Projection du film le samedi 31 mai 2008, à 16h, au Point de Bascule (108, Rue Breteuil - 13006 Marseille), à l’occasion de l’Assemblée Générale de LaPlateforme.


Article des Cahiers du Cinéma de mars 2007
par Thierry Méranger

Devenir apôtre

C’est parce qu’il revendique le plus radical et le moins impartial des points de vue que Les LIP, l’imagination au pouvoir échappe au lot commun de la production documentaire. Refus d’instruire à charge et à décharge, maîtrise des choix hagiographiques : l’accouchement de l’une des grandes utopies ouvrières françaises du XXe siècle devient modèle de l’entreprise cinématographique.

Humble et ultime film d’entreprise, donc où pointe, à travers l’aventure singulière des horlogers de Besançon - qui, il y a plus de trente ans, firent un temps échec à leur extermination sociale planifiée - une obsession déjà perçue dans l’unique incursion fictionnelle de Christian Rouaud.

Le sujet, court tourné en 1998, interrogeait la capacité du portrait filmique à faire coprs avec son sujet. Si la ficion disait alors l’echec, le documentaire parvient aujourdh’ui à recréer l’un en respectant le multiple.
Et pas seulement parce que la polyphonie des témoignages et le refus du off miment une audace autogestionnaire jadis broyée par l’attitude revancharde des grands patrons et des politiciens de la France néogiscardienne : "il faut les punir. Qu’ils soient chômeurs et qu’il le restent.". Rouaud n’a semble-t-il pas cherché à abriter dans les même cadres les acteurs qu’il sollicite. Manière de signifier que les luttes sont révolues ? Pas vraiment.

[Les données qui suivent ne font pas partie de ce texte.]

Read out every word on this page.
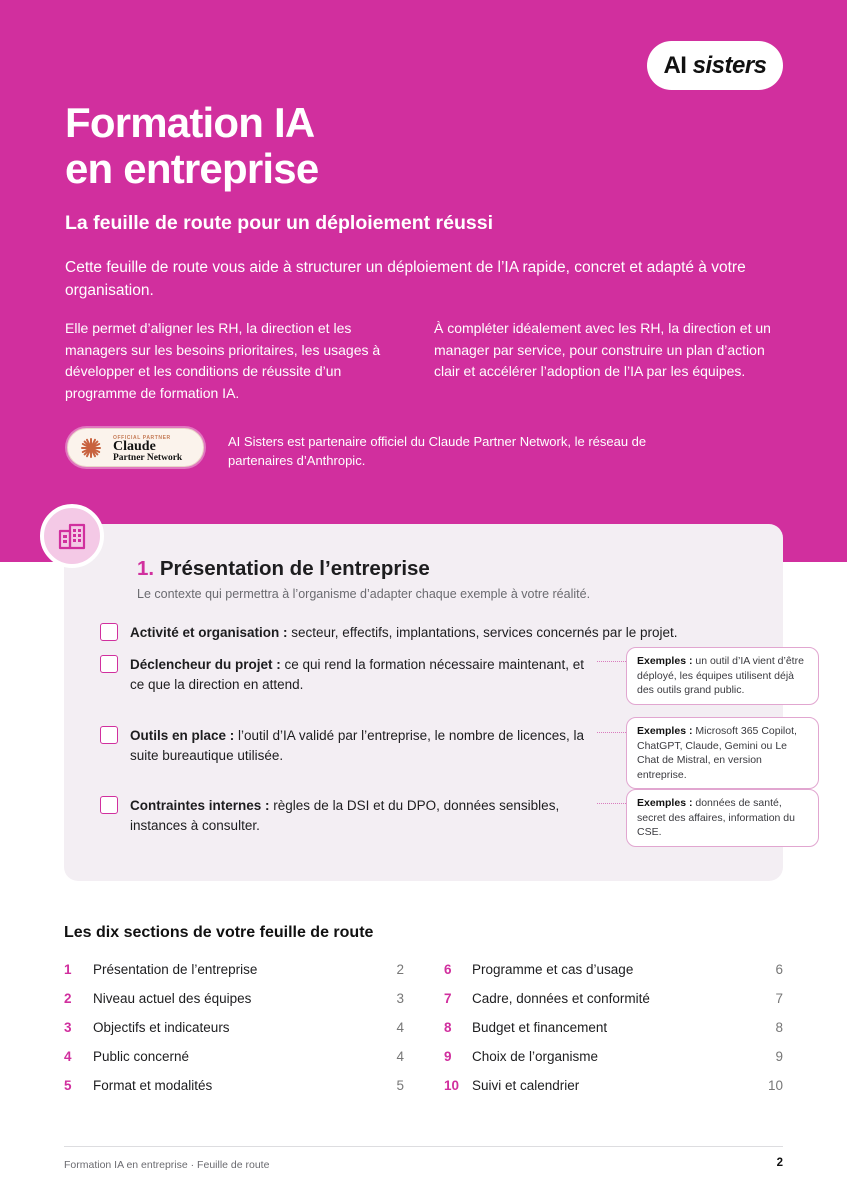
AI sisters
Formation IA
en entreprise
La feuille de route pour un déploiement réussi
Cette feuille de route vous aide à structurer un déploiement de l’IA rapide, concret et adapté à votre organisation.
Elle permet d’aligner les RH, la direction et les managers sur les besoins prioritaires, les usages à développer et les conditions de réussite d’un programme de formation IA.
À compléter idéalement avec les RH, la direction et un manager par service, pour construire un plan d’action clair et accélérer l’adoption de l’IA par les équipes.
OFFICIAL PARTNER
Claude
Partner Network
AI Sisters est partenaire officiel du Claude Partner Network, le réseau de partenaires d’Anthropic.
1. Présentation de l’entreprise
Le contexte qui permettra à l’organisme d’adapter chaque exemple à votre réalité.
Activité et organisation : secteur, effectifs, implantations, services concernés par le projet.
Déclencheur du projet : ce qui rend la formation nécessaire maintenant, et ce que la direction en attend.
Outils en place : l’outil d’IA validé par l’entreprise, le nombre de licences, la suite bureautique utilisée.
Contraintes internes : règles de la DSI et du DPO, données sensibles, instances à consulter.
Exemples : un outil d’IA vient d’être déployé, les équipes utilisent déjà des outils grand public.
Exemples : Microsoft 365 Copilot, ChatGPT, Claude, Gemini ou Le Chat de Mistral, en version entreprise.
Exemples : données de santé, secret des affaires, information du CSE.
Les dix sections de votre feuille de route
1 Présentation de l’entreprise	2
2 Niveau actuel des équipes	3
3 Objectifs et indicateurs	4
4 Public concerné	4
5 Format et modalités	5
6 Programme et cas d’usage	6
7 Cadre, données et conformité	7
8 Budget et financement	8
9 Choix de l’organisme	9
10 Suivi et calendrier	10
Formation IA en entreprise · Feuille de route	2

Ainsi que le suggère la clausule provocatrice - "ça peut resservir ! -, le film se refuse à la facilité de beugler à notre temps la complainte du militantisme défunt. Tissage plus subtil, le montage entrecroise les voix des protagonistes dont les propos se complètent et tendent à un chevauchement presque langien.

Car chacun interprète sa propre partition. Si l’histoire et l’esprit sont à peu près identiques, le spectateur fait jouer les infimes distorsions que proposent les changements de point de vue. C’est le cas, souvent quand les témoignages féminins révèlent un envers du décor au moins aussi palpitant que son endroit.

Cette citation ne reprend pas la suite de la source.